The Centre abrogated Article 370 of the Constitution that granted special status to Jammu and Kashmir, and imposed severe curbs including on movement of people as well as on mobile telephone and internet connectivity. The crackdown drew international criticism with several countries expressing concerns over the situation in Kashmir.
The US lawmakers, describing themselves as "longtime friends of India", wrote in the letter that "more than six months after Indian Prime Minister Narendra Modi's government unilaterally revoked the autonomy of Jammu and Kashmir, the government continues to block most internet in the region".
India has categorically told the international community that its move to scrap Article 370 was an internal matter. According to officials, internet is being restored in the Valley in a phased manner after reviewing the security situation.
"In addition, the Indian government has taken other troubling steps that threaten the rights of certain religious minorities and the secular character of the state. This includes the passage of the controversial Citizenship Amendment Act which is being challenged in India's Supreme Court," the Senators wrote.
India maintains that the Indian Constitution guarantees fundamental rights to all its citizens, including its minority communities.
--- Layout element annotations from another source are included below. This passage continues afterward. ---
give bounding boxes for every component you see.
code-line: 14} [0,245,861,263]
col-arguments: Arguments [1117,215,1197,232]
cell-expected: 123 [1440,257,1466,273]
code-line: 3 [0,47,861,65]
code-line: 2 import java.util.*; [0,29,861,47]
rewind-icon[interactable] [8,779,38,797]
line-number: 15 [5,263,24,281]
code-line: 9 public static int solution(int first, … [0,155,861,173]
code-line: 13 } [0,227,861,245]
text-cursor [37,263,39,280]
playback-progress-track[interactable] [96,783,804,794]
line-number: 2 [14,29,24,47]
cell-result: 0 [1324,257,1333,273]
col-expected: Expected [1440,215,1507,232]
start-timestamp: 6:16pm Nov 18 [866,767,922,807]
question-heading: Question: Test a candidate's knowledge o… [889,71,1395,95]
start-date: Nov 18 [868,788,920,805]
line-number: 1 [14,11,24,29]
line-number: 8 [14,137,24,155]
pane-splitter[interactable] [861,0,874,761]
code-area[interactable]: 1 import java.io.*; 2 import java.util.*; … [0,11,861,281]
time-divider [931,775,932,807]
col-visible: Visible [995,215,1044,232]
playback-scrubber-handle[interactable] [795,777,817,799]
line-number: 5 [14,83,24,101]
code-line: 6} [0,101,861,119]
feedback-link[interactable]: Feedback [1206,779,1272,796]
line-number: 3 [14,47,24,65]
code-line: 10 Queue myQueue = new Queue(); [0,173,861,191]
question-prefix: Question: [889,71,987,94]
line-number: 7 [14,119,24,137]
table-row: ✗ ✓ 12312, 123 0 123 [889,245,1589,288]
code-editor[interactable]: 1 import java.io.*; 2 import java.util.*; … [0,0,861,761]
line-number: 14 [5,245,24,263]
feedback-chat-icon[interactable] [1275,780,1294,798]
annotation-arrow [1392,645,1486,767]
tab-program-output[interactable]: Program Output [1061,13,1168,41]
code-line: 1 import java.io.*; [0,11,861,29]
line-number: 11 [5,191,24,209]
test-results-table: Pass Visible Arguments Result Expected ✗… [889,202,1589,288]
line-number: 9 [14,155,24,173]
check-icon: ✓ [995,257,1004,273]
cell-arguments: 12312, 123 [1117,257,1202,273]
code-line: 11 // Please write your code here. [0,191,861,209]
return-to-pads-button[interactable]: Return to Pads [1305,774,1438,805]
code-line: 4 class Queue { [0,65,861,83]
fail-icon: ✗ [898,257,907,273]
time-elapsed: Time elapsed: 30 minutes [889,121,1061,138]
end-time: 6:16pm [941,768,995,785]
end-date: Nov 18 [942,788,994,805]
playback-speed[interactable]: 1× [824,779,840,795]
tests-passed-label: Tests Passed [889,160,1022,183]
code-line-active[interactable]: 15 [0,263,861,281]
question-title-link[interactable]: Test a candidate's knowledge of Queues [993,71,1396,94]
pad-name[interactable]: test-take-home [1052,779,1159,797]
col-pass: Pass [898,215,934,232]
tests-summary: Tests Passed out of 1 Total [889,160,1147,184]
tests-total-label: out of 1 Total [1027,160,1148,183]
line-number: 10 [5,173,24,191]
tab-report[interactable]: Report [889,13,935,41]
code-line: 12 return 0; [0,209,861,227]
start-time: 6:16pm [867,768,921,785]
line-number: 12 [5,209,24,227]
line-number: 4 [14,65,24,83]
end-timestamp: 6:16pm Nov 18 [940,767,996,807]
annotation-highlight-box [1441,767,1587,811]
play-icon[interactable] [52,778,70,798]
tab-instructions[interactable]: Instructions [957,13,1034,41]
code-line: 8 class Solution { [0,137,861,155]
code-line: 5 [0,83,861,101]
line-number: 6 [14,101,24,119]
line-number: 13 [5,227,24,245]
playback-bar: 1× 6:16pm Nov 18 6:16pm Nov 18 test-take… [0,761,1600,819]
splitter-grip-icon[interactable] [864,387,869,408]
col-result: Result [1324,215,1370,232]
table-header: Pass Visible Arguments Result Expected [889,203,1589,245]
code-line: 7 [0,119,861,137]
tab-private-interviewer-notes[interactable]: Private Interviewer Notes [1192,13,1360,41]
Defending the CAA, Prime Minister Narendra Modi last month said that the law is not about taking away citizenship, it is about giving citizenship.
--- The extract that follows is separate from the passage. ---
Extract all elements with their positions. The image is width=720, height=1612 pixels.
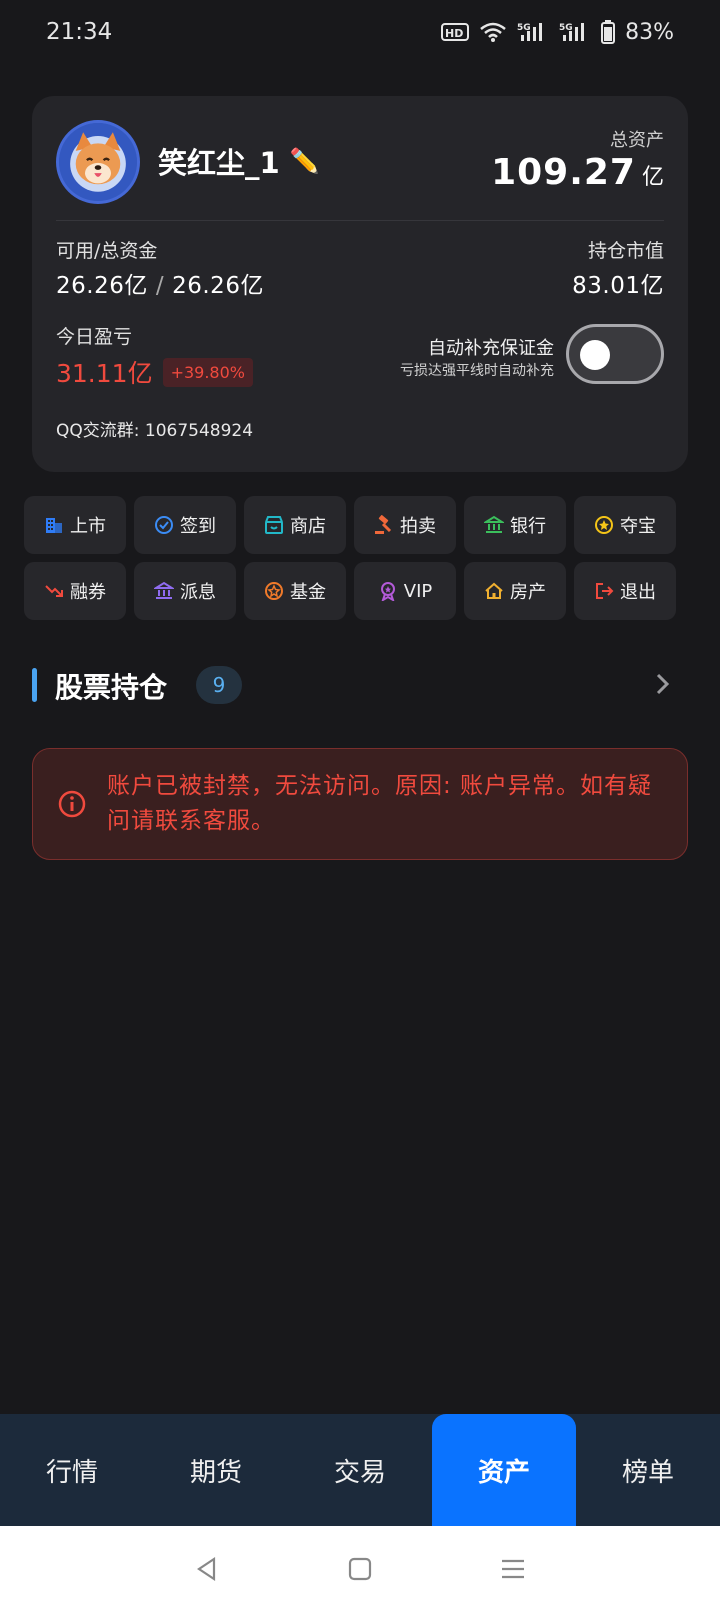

"We must all know that any person of any religion from any country of the world who believes in India and its Constitution can apply for Indian citizenship through due process. There's no problem in that," he said.
Trump will pay a state visit to India on February 24 and 25 at the invitation of Prime Minister Narendra Modi, who on Wednesday said the US President's visit will be a "very special one" and it will go a long way in further cementing India-USA friendship.